Сергей Баруздин - Собрание сочинений (Том 2)
Росла в рощице рябина, усеянная большими гроздьями ярко-оранжевых ягод. Сейчас рябину никто не рвал, а глубокой осенью, после первых морозов, ее брали в охотку. Даже Сенькина мать, не очень верившая в силу лекарств, настаивала на рябине водку и говорила, что она очень полезна для здоровья. И точно. Когда Сенька прошлой зимой простудился, мать натерла его этой настойкой, и он наутро поправился.
Слева на лугу вдоль речки растет совсем еще свежая трава. После жары пошли дожди, и зелень опять ожила, посвежела, как в первые дни лета. Одни мелкие ромашки лепестки опустили вниз и издали стали похожи на первые искусственные спутники. Сенька в книжке их видел. Такие же: шар, а позади несколько хвостов. И ромашки так: желтый шар, а вниз - лепестки-хвосты. Это - лекарственные. А обычные - они еще по-прежнему цветут. И, когда увядают, поднимают лепестки кверху.
И кашка цветет на прибрежном лугу. Есть бледная, а есть ярко-ярко малиновая. Кашка, она сладкая, если ее пожевать. Но Сеньке не хочется уходить с мосточка. Здесь хорошо.
Справа за капустным полем видна деревня. Непонятно, почему она называется Старые Дворики. Многие поотстроились в последние годы заново. Избы отремонтировали. Клуб сделали, магазин. А раньше дома старые были, и верно, что Старые Дворики. Отец говорил, что это испокон веков, когда еще французы на Москву шли. Тогда деревня сгорела, она просто Дворики была. Ну, а отстроили на старом месте деревню - назвали Старые Дворики.
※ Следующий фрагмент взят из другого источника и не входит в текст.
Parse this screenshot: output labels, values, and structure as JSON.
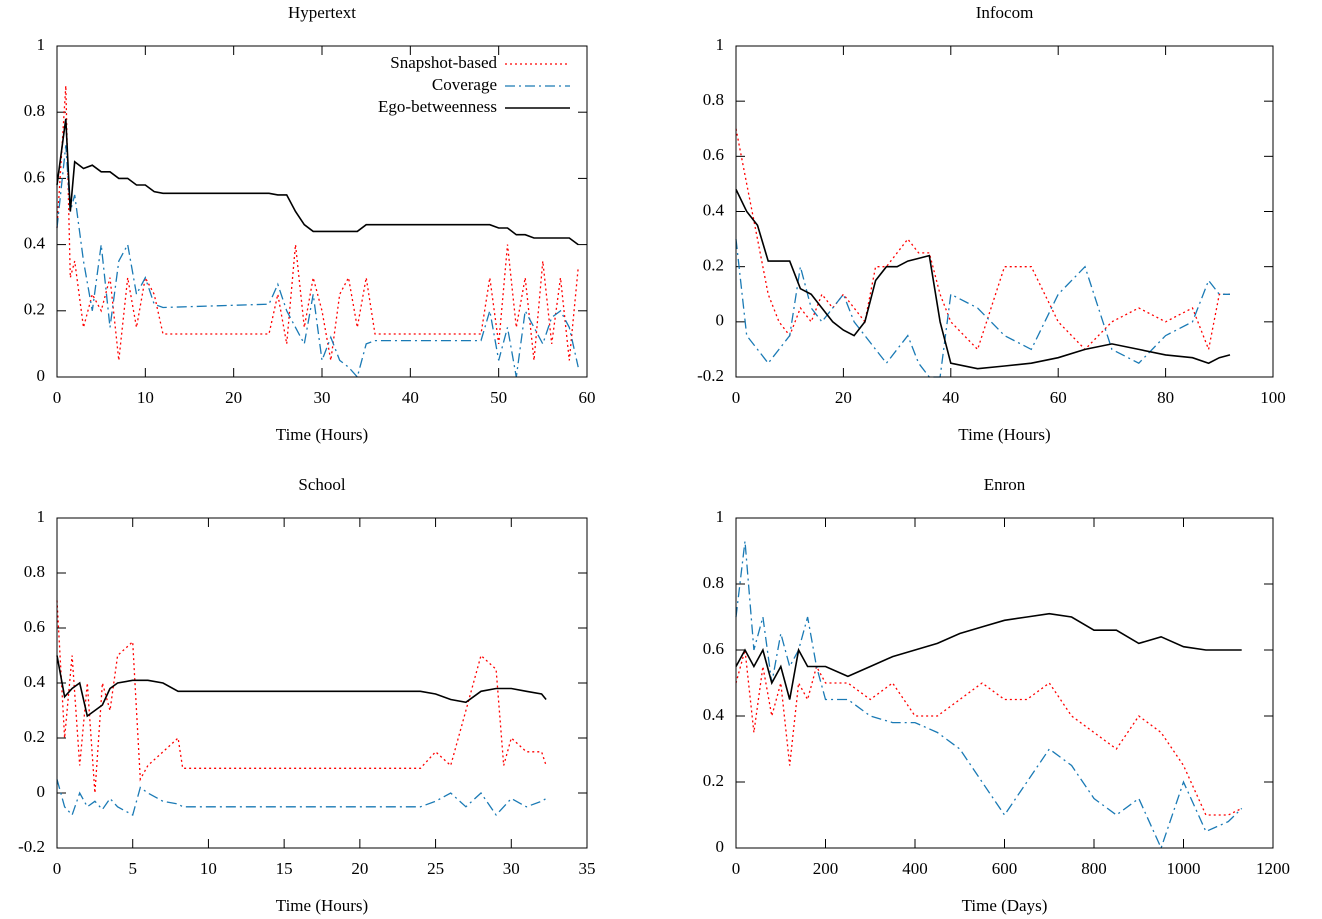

Еще - правее от деревни, на бугре, - виден памятник. Солдат опустился на одно колено и знамя держит. Это - могила. С Отечественной войны. На могиле надпись: "Живые бесконечно обязаны вам". В дни праздников ребята украшают ее цветами, а весной белят памятник. А в эту весну Сенька не видел, как белили памятник, - он опять в город уезжал с матерью. Потом мальчишки издевались. "Тебе, - говорили, - торговля дороже памяти павших". Да только разве это так!
Раньше город далеко был. Шли пешком верст двенадцать до станции или тряслись на попутной телеге, а там ждали паровика.
Поезда ходили редко, и народу в них было полно: не втиснешься. А с корзинками да с мешками совсем плохо!
Мать не раз Сенькиного брата Митю просила: "Подвези!" Митя после прихода из армии в совхозе работал шофером. Это он в армии научился. Но подвозить на станцию Митя не соглашался.
- Не сердись, маманя, не могу! - говорил. - У меня машина совхозная, общественная, а вы как бы по частному делу едете. Не положено. Не сердитесь.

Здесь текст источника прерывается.